CoAuthors

Denise Dettmering (DGFI-TUM, Germany); Christian Schwatke (DGFI-TUM, Germany); Wolfgang Bosch (DGFI-TUM, Germany); Florian Seitz (DGFI-TUM, Germany)

The accuracy of ocean tide models has largely improved over the last decades as a result of enhanced modelling techniques and the use of satellite altimetry. In the latest comprehensive assessment on ocean tide models by Stammer et al. 2014, the DGFI-TUM’s altimetry-based model (the EOT11a) showed performances in line with the available coexistent global models. A new version of the EOT model – namely the EOT18 - was recently implemented, and takes advantage of the latest progresses in altimetry. The method used to derive the single tidal constituents is a least-squares based harmonic analysis, performed on Sea Level Anomalies corrected for the FES2014 tide model.

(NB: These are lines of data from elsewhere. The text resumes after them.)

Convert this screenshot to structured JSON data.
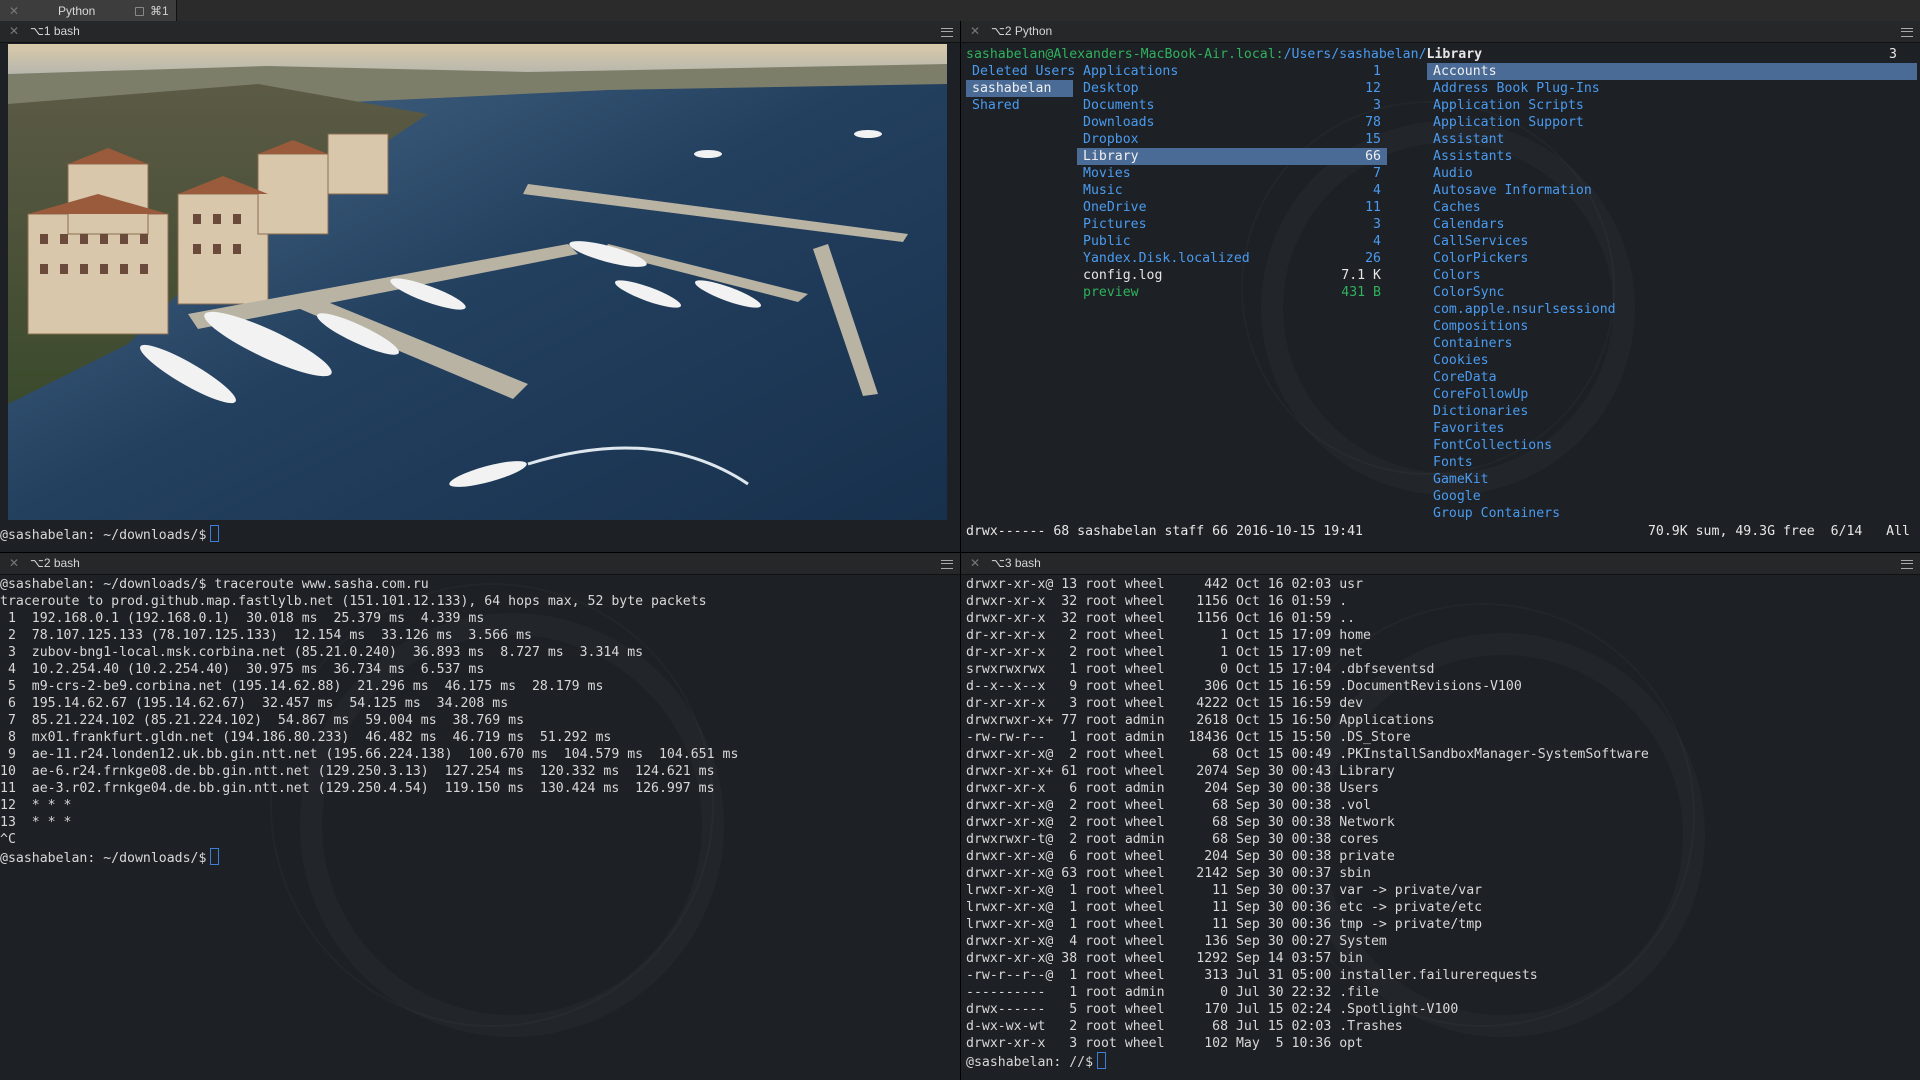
{
  "window": {
    "tab_close": "✕",
    "tab_title": "Python",
    "tab_shortcut": "⌘1"
  },
  "panes": {
    "top_left": {
      "title": "⌥1  bash",
      "prompt": "@sashabelan: ~/downloads/$"
    },
    "top_right": {
      "title": "⌥2  Python",
      "path_prefix": "sashabelan@Alexanders-MacBook-Air.local:",
      "path_dir": "/Users/sashabelan/",
      "path_leaf": "Library",
      "tab_count": "3",
      "col1": [
        "Deleted Users",
        "sashabelan",
        "Shared"
      ],
      "col2": [
        {
          "name": "Applications",
          "count": "1"
        },
        {
          "name": "Desktop",
          "count": "12"
        },
        {
          "name": "Documents",
          "count": "3"
        },
        {
          "name": "Downloads",
          "count": "78"
        },
        {
          "name": "Dropbox",
          "count": "15"
        },
        {
          "name": "Library",
          "count": "66"
        },
        {
          "name": "Movies",
          "count": "7"
        },
        {
          "name": "Music",
          "count": "4"
        },
        {
          "name": "OneDrive",
          "count": "11"
        },
        {
          "name": "Pictures",
          "count": "3"
        },
        {
          "name": "Public",
          "count": "4"
        },
        {
          "name": "Yandex.Disk.localized",
          "count": "26"
        },
        {
          "name": "config.log",
          "count": "7.1 K"
        },
        {
          "name": "preview",
          "count": "431 B"
        }
      ],
      "col3": [
        "Accounts",
        "Address Book Plug-Ins",
        "Application Scripts",
        "Application Support",
        "Assistant",
        "Assistants",
        "Audio",
        "Autosave Information",
        "Caches",
        "Calendars",
        "CallServices",
        "ColorPickers",
        "Colors",
        "ColorSync",
        "com.apple.nsurlsessiond",
        "Compositions",
        "Containers",
        "Cookies",
        "CoreData",
        "CoreFollowUp",
        "Dictionaries",
        "Favorites",
        "FontCollections",
        "Fonts",
        "GameKit",
        "Google",
        "Group Containers"
      ],
      "status_left": "drwx------ 68 sashabelan staff 66 2016-10-15 19:41",
      "status_right": "70.9K sum, 49.3G free  6/14   All"
    },
    "bottom_left": {
      "title": "⌥2  bash",
      "lines": [
        "@sashabelan: ~/downloads/$ traceroute www.sasha.com.ru",
        "traceroute to prod.github.map.fastlylb.net (151.101.12.133), 64 hops max, 52 byte packets",
        " 1  192.168.0.1 (192.168.0.1)  30.018 ms  25.379 ms  4.339 ms",
        " 2  78.107.125.133 (78.107.125.133)  12.154 ms  33.126 ms  3.566 ms",
        " 3  zubov-bng1-local.msk.corbina.net (85.21.0.240)  36.893 ms  8.727 ms  3.314 ms",
        " 4  10.2.254.40 (10.2.254.40)  30.975 ms  36.734 ms  6.537 ms",
        " 5  m9-crs-2-be9.corbina.net (195.14.62.88)  21.296 ms  46.175 ms  28.179 ms",
        " 6  195.14.62.67 (195.14.62.67)  32.457 ms  54.125 ms  34.208 ms",
        " 7  85.21.224.102 (85.21.224.102)  54.867 ms  59.004 ms  38.769 ms",
        " 8  mx01.frankfurt.gldn.net (194.186.80.233)  46.482 ms  46.719 ms  51.292 ms",
        " 9  ae-11.r24.londen12.uk.bb.gin.ntt.net (195.66.224.138)  100.670 ms  104.579 ms  104.651 ms",
        "10  ae-6.r24.frnkge08.de.bb.gin.ntt.net (129.250.3.13)  127.254 ms  120.332 ms  124.621 ms",
        "11  ae-3.r02.frnkge04.de.bb.gin.ntt.net (129.250.4.54)  119.150 ms  130.424 ms  126.997 ms",
        "12  * * *",
        "13  * * *",
        "^C"
      ],
      "prompt": "@sashabelan: ~/downloads/$"
    },
    "bottom_right": {
      "title": "⌥3  bash",
      "rows": [
        [
          "drwxr-xr-x@",
          "13",
          "root",
          "wheel",
          "442",
          "Oct 16 02:03",
          "usr"
        ],
        [
          "drwxr-xr-x",
          "32",
          "root",
          "wheel",
          "1156",
          "Oct 16 01:59",
          "."
        ],
        [
          "drwxr-xr-x",
          "32",
          "root",
          "wheel",
          "1156",
          "Oct 16 01:59",
          ".."
        ],
        [
          "dr-xr-xr-x",
          "2",
          "root",
          "wheel",
          "1",
          "Oct 15 17:09",
          "home"
        ],
        [
          "dr-xr-xr-x",
          "2",
          "root",
          "wheel",
          "1",
          "Oct 15 17:09",
          "net"
        ],
        [
          "srwxrwxrwx",
          "1",
          "root",
          "wheel",
          "0",
          "Oct 15 17:04",
          ".dbfseventsd"
        ],
        [
          "d--x--x--x",
          "9",
          "root",
          "wheel",
          "306",
          "Oct 15 16:59",
          ".DocumentRevisions-V100"
        ],
        [
          "dr-xr-xr-x",
          "3",
          "root",
          "wheel",
          "4222",
          "Oct 15 16:59",
          "dev"
        ],
        [
          "drwxrwxr-x+",
          "77",
          "root",
          "admin",
          "2618",
          "Oct 15 16:50",
          "Applications"
        ],
        [
          "-rw-rw-r--",
          "1",
          "root",
          "admin",
          "18436",
          "Oct 15 15:50",
          ".DS_Store"
        ],
        [
          "drwxr-xr-x@",
          "2",
          "root",
          "wheel",
          "68",
          "Oct 15 00:49",
          ".PKInstallSandboxManager-SystemSoftware"
        ],
        [
          "drwxr-xr-x+",
          "61",
          "root",
          "wheel",
          "2074",
          "Sep 30 00:43",
          "Library"
        ],
        [
          "drwxr-xr-x",
          "6",
          "root",
          "admin",
          "204",
          "Sep 30 00:38",
          "Users"
        ],
        [
          "drwxr-xr-x@",
          "2",
          "root",
          "wheel",
          "68",
          "Sep 30 00:38",
          ".vol"
        ],
        [
          "drwxr-xr-x@",
          "2",
          "root",
          "wheel",
          "68",
          "Sep 30 00:38",
          "Network"
        ],
        [
          "drwxrwxr-t@",
          "2",
          "root",
          "admin",
          "68",
          "Sep 30 00:38",
          "cores"
        ],
        [
          "drwxr-xr-x@",
          "6",
          "root",
          "wheel",
          "204",
          "Sep 30 00:38",
          "private"
        ],
        [
          "drwxr-xr-x@",
          "63",
          "root",
          "wheel",
          "2142",
          "Sep 30 00:37",
          "sbin"
        ],
        [
          "lrwxr-xr-x@",
          "1",
          "root",
          "wheel",
          "11",
          "Sep 30 00:37",
          "var -> private/var"
        ],
        [
          "lrwxr-xr-x@",
          "1",
          "root",
          "wheel",
          "11",
          "Sep 30 00:36",
          "etc -> private/etc"
        ],
        [
          "lrwxr-xr-x@",
          "1",
          "root",
          "wheel",
          "11",
          "Sep 30 00:36",
          "tmp -> private/tmp"
        ],
        [
          "drwxr-xr-x@",
          "4",
          "root",
          "wheel",
          "136",
          "Sep 30 00:27",
          "System"
        ],
        [
          "drwxr-xr-x@",
          "38",
          "root",
          "wheel",
          "1292",
          "Sep 14 03:57",
          "bin"
        ],
        [
          "-rw-r--r--@",
          "1",
          "root",
          "wheel",
          "313",
          "Jul 31 05:00",
          "installer.failurerequests"
        ],
        [
          "----------",
          "1",
          "root",
          "admin",
          "0",
          "Jul 30 22:32",
          ".file"
        ],
        [
          "drwx------",
          "5",
          "root",
          "wheel",
          "170",
          "Jul 15 02:24",
          ".Spotlight-V100"
        ],
        [
          "d-wx-wx-wt",
          "2",
          "root",
          "wheel",
          "68",
          "Jul 15 02:03",
          ".Trashes"
        ],
        [
          "drwxr-xr-x",
          "3",
          "root",
          "wheel",
          "102",
          "May  5 10:36",
          "opt"
        ]
      ],
      "prompt": "@sashabelan: //$"
    }
  },
  "colors": {
    "dir_blue": "#4a9bf0",
    "selection": "#4a6b96",
    "exec_green": "#2fb15e",
    "cursor": "#3d7fd6"
  }
}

Fifteen tidal constituents are computed on a regular grid with resolution of 1/8°. For each grid node, altimetric observations are selected within a radius of 330 km, and weighted with a Gaussian function dependent on the distance to the node. The data used for this purpose are taken from NASA and ESA missions and cover a period of circa 25 years. In this work we present the first regional assessment of the EOT18. The region chosen for this purpose is the North Sea, characterized by a large number of in-situ observations, which allow an analysis of the model’s open-ocean and coastal performances. A direct comparison with other tide models (such as FES2014, TPXO8, GOT4.10a, DTU10, and the former EOT11a) will also be shown, in order to highlight the differences at the coast, where larger discrepancies are expected.